Syaithan 'Aduwwun Mubin
Ilustasi Langkah-Langkah Setan yang Menjerumuskan Manusia 

Dr. Rosidin, M.Pd.I
http://www.dialogilmu.com

Tafsir Tematik Terma ‘Aduwwun dan Derivasinya

Kata ‘Aduwwun dan derivasinya disebutkan 106 kali dalam 92 ayat. Berdasarkan hasil analisis terhadap ayat-ayat tersebut, ditemukan tiga kategori musuh sejati manusia.

Musuh Pertama, Setan. Setan adalah musuh yang nyata bagi manusia, sejak zaman Nabi Adam AS:

أَلَمْ أَعْهَدْ إِلَيْكُمْ يَا بَنِي آدَمَ أَن لَّا تَعْبُدُوا الشَّيْطَانَ إِنَّهُ لَكُمْ عَدُوٌّ مُّبِينٌ ﴿يس: ٦٠﴾  

Bukankah Aku telah memerintahkan kepadamu hai Bani Adam supaya kamu tidak menyembah setan? Sesungguhnya setan itu musuh yang nyata bagi kamu (Q.S. Yasin [36]: 60).

Wujud permusuhan setan kepada manusia adalah upaya tak kenal lelah untuk menjerumuskan manusia ke dalam kubangan kemaksiatan, misalnya menggoda manusia agar tidak mencari nafkah yang halal lagi thayyib.

يَا أَيُّهَا النَّاسُ كُلُوا مِمَّا فِي الْأَرْضِ حَلَالًا طَيِّبًا وَلَا تَتَّبِعُوا خُطُوَاتِ الشَّيْطَانِ إِنَّهُ لَكُمْ عَدُوٌّ مُّبِينٌ ﴿البقرة: ١٦٨﴾ 

Hai umat manusia, makanlah yang halal lagi thayyib, dari apa yang terdapat di bumi, dan janganlah kamu mengikuti langkah-langkah setan; karena sesungguhnya setan itu adalah musuh yang nyata bagimu (Q.S. al-Baqarah [2]: 168).

Ayat ini menggambarkan godaan setan dengan redaksi “langkah-langkah” (khuthuwat). Artinya, setan tidak langsung menjerumuskan manusia dalam satu kali kesempatan, melainkan secara perlahan-lahan, sehingga manusia tidak sadar jika sudah masuk dalam perangkap setan. Ibaratnya, orang yang tersesat jalan karena mengikuti petunjuk GPS; dikira jalannya sudah benar, tanpa terasa sudah melenceng jauh dari jalan yang benar.

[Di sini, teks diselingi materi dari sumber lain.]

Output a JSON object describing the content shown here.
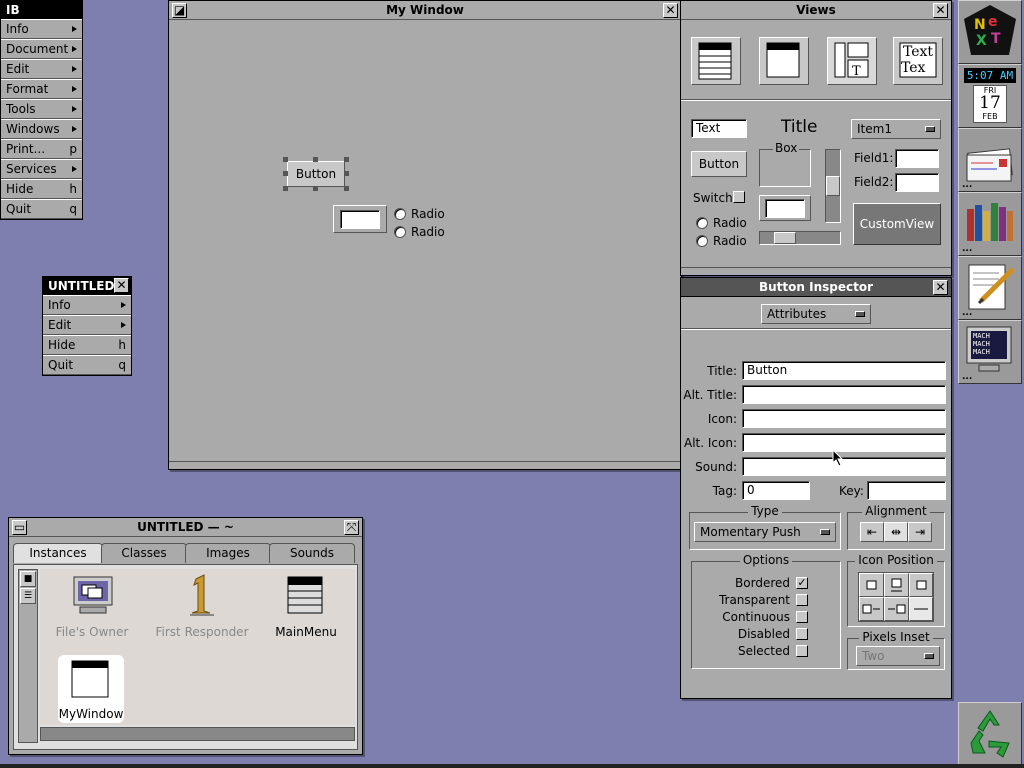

Ternyata setan berhasil menggoda manusia. Buktina, banyak orang yang terjebak mencari nafkah melalui jalur-jalur yang diharamkan, seperti perjudian (Maisir), penipuan (Gharar), rentenir (Riba) atau ilegal (Bathil).

Selain jalur ekonomi, setan juga menjerumuskan manusia dalam kemaksiatan melalui jalur sosial, dengan cara mengobarkan api permusuhan dan kebencian; serta melalui jalur ritual, dengan cara menghalangi manusia untuk berdzikir kepada Allah SWT dan mendirikan shalat wajib.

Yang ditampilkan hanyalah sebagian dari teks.